Extra info for Greek and Roman Military Writers: Selected Readings (Routledge Classical Translations)

Sample text

The first two ranks were equipped with the pilum (throwing spear) and Spanish sword, the last rank with the hasta (thrusting spear). All soldiers had an oval shield and, when fully equipped, helmet, body armour, and greaves. In addition a screen of light-armed troops (velites) engaged the enemy first before retreating through the ranks. The hastati and principes threw their spears and then engaged with swords at close quarters. If they were unsuccessful the triarii came forward for a final assault.

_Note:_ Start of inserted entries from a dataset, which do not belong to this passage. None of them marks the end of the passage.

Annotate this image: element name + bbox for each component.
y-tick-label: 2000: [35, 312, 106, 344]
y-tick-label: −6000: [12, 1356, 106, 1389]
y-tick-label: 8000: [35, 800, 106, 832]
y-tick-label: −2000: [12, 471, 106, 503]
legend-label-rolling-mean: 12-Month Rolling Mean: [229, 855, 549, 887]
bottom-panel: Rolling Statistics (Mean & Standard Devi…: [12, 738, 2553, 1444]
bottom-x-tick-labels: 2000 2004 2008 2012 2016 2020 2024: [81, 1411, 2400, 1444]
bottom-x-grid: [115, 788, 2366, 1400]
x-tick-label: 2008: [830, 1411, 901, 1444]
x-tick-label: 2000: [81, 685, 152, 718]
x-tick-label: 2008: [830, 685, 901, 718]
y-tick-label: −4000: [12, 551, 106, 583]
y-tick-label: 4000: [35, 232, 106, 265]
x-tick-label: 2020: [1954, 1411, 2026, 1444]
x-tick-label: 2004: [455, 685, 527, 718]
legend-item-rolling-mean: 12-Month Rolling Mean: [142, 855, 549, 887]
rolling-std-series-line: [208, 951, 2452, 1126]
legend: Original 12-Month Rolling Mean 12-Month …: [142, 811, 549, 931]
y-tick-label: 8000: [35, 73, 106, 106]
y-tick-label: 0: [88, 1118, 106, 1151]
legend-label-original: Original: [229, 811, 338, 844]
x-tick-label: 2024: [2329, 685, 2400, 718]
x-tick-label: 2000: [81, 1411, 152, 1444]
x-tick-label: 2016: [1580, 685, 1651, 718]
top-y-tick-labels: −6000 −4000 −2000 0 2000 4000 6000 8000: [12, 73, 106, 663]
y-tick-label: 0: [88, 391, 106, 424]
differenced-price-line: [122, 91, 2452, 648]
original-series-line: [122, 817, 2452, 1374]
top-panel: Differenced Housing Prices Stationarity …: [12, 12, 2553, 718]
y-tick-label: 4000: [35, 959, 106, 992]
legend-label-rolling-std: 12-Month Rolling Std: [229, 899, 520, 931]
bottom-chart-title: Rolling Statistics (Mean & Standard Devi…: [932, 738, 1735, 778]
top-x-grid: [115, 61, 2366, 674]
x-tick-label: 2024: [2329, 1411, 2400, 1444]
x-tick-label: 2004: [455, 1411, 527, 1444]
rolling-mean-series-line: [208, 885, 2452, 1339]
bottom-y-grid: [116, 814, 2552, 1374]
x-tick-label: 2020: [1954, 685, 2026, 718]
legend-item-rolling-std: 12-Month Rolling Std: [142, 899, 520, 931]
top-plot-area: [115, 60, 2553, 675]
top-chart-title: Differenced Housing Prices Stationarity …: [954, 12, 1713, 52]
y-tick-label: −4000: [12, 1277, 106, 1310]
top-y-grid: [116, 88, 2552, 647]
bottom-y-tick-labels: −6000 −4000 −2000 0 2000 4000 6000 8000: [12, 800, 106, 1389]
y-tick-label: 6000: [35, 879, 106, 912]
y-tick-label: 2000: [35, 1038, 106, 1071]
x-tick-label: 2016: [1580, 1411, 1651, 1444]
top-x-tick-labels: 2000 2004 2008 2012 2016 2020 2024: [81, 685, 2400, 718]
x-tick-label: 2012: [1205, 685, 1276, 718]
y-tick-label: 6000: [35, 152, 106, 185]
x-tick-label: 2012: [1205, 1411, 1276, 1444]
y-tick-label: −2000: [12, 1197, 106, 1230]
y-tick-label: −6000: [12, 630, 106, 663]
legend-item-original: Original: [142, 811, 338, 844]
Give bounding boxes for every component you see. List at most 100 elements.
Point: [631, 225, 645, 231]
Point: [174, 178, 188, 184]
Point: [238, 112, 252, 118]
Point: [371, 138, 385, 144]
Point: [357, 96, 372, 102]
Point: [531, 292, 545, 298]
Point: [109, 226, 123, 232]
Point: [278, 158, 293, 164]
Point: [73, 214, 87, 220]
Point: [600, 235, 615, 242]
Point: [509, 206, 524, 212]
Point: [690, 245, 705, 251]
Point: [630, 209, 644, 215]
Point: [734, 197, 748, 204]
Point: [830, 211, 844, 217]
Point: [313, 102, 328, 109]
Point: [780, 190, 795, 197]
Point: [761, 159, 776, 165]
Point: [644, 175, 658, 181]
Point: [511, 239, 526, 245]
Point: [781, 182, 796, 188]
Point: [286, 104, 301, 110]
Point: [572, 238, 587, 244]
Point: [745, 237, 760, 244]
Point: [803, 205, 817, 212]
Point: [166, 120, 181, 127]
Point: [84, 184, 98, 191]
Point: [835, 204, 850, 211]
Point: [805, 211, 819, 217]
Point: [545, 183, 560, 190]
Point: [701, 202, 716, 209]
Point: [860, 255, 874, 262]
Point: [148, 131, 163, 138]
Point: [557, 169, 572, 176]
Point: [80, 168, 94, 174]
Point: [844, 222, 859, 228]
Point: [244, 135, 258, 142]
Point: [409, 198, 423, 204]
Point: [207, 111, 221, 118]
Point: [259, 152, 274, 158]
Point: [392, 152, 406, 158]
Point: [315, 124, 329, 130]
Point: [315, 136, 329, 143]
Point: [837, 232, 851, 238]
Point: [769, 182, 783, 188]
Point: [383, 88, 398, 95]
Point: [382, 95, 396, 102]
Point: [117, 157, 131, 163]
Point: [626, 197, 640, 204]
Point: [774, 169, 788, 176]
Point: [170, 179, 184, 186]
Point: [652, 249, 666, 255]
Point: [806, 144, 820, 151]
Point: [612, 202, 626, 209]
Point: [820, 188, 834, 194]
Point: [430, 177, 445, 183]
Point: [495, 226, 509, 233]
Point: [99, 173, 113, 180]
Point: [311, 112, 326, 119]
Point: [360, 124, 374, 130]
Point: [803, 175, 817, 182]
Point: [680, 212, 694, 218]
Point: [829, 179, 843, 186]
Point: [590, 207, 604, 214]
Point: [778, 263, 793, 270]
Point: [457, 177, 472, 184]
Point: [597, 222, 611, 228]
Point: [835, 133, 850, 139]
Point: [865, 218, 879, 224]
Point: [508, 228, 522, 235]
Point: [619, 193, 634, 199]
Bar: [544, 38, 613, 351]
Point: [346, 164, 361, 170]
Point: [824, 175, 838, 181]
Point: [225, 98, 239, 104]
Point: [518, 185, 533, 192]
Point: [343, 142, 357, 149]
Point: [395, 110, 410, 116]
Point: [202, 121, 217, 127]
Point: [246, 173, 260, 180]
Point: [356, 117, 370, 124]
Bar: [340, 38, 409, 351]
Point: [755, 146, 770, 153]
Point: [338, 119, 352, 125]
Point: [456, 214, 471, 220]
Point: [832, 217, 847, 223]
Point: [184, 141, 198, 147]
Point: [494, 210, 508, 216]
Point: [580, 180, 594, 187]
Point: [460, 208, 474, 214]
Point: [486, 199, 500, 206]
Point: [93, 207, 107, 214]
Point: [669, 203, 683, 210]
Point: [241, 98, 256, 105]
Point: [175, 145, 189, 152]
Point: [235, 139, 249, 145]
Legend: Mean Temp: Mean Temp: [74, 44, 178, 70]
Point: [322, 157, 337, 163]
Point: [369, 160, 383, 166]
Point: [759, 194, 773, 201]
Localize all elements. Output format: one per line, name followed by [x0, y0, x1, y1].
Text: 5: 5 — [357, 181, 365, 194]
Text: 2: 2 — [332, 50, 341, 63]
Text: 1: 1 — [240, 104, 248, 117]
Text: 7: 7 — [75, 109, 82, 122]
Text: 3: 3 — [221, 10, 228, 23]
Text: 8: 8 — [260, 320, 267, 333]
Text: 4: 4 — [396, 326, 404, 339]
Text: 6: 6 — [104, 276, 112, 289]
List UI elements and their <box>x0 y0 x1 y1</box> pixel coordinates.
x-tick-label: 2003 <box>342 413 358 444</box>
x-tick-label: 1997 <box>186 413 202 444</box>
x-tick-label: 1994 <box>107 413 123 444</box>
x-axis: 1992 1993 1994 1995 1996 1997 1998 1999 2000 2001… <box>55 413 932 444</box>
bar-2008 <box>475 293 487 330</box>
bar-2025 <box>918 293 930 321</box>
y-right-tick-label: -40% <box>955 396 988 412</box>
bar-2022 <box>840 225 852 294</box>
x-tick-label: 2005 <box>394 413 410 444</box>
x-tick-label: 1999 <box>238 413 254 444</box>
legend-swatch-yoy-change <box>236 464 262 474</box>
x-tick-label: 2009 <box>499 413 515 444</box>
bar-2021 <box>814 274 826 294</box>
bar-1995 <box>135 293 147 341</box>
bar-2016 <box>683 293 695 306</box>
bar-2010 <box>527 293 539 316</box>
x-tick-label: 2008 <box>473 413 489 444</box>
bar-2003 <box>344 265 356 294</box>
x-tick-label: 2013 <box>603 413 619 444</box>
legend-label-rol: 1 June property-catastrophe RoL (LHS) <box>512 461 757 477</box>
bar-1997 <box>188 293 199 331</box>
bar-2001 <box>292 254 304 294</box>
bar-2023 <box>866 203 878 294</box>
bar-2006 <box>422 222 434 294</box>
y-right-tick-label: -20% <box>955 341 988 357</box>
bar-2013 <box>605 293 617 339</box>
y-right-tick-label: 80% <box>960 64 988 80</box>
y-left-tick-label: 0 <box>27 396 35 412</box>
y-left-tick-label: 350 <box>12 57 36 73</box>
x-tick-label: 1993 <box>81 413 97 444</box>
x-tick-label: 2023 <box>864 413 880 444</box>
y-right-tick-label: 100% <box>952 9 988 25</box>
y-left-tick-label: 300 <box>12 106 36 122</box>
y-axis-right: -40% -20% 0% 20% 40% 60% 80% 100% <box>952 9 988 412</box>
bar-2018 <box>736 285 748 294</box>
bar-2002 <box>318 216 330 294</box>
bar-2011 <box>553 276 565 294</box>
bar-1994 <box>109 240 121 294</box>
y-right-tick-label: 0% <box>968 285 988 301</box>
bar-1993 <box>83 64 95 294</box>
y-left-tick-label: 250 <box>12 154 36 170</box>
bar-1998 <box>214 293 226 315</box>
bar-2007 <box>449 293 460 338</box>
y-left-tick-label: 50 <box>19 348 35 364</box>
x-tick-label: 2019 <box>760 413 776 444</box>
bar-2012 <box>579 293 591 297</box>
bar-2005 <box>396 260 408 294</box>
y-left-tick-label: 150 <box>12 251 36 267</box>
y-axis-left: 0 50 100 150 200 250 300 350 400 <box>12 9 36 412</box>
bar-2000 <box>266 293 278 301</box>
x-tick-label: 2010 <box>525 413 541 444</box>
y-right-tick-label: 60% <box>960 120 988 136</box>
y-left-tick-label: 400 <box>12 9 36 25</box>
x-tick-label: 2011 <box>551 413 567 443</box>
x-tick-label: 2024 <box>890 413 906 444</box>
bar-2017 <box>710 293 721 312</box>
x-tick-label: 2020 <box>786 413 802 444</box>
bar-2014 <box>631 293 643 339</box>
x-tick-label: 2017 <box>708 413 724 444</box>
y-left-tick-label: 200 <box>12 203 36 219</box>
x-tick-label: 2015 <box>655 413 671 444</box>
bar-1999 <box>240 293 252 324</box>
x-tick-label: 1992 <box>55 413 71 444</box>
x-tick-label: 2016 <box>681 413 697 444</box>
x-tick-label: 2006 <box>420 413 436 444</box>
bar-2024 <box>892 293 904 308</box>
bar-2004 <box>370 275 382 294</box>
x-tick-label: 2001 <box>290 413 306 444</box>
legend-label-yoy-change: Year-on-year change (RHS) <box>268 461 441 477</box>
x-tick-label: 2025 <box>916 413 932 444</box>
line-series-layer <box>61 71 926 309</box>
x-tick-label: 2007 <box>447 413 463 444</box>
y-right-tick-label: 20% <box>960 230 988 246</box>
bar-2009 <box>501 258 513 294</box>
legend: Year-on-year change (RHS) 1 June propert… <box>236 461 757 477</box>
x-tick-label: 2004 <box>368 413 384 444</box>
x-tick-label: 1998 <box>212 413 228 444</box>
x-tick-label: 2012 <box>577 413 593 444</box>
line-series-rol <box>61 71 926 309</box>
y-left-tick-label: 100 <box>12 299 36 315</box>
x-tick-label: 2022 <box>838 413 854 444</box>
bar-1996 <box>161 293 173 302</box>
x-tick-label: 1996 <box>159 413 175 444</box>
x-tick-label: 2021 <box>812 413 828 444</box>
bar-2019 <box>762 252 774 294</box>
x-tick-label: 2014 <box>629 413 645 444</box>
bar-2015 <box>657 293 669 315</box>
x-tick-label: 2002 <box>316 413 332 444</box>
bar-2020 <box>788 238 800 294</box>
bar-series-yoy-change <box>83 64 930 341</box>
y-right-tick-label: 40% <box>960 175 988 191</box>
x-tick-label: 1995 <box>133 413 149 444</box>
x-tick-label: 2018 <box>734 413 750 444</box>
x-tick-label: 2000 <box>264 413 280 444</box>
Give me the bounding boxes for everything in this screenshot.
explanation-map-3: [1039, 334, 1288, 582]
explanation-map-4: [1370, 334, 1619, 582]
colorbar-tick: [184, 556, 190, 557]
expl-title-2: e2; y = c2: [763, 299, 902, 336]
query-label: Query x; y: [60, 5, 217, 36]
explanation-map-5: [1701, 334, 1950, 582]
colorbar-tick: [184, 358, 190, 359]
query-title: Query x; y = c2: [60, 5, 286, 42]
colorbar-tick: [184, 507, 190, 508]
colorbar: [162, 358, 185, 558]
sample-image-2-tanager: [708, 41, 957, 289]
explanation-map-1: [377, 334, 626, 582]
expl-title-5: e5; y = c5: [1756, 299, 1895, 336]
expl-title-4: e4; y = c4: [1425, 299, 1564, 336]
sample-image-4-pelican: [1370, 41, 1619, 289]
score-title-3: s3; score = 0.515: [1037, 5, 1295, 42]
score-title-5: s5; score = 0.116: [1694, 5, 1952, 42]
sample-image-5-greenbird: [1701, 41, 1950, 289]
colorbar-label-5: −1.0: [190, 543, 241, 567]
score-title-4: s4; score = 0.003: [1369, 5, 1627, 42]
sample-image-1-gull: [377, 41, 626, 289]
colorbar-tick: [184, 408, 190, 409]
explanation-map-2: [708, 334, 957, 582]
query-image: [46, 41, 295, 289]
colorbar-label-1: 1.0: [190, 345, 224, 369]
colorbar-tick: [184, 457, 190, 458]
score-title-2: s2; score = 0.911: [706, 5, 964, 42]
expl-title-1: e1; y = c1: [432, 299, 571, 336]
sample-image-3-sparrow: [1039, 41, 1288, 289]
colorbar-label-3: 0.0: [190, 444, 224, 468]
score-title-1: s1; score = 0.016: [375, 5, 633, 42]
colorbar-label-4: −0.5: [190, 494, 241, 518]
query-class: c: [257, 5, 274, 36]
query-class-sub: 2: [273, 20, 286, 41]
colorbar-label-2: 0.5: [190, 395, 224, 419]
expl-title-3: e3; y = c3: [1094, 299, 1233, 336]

These must bring the password to the tribunes before dark. Therefore, if all the tablets issued are returned, the tribune knows that the watchword has been passed to all the maniples and has passed through all of them back to him. But if anyone of them is missing, he enquires at once into what has happened, and from the record knows from what section the tablet has not returned. The person responsible for the delay suffers suitable punishment. 38 (Roman discipline) If the same thing ever happens to large groups of soldiers, and maniples when desperately hard pressed desert their post, the Romans refrain from inflicting the fustuarium (beating to death with sticks) or the death penalty on all of them, but instead find a resolution that is both expedient and also strikes fear.

28 Brunt (1988) is essential for the role of the army in this period. P. A. Speidel (1992); Alston (1994); logistics – Roth (1999); arms – Bishop and Coulston (1993). For the impact of the army on the society and culture and life of the eastern part of the empire see the excellent study of Isaac (1992); the army in Egypt – Alston (1995). 30 See below, no. 165. 31 See Marsden (1969), 174–98; also below, Chapter 5. 32 For the later Roman army see Jones (1964), 607–86; Williams (1985), 91–101; Southern and Dixon (1996).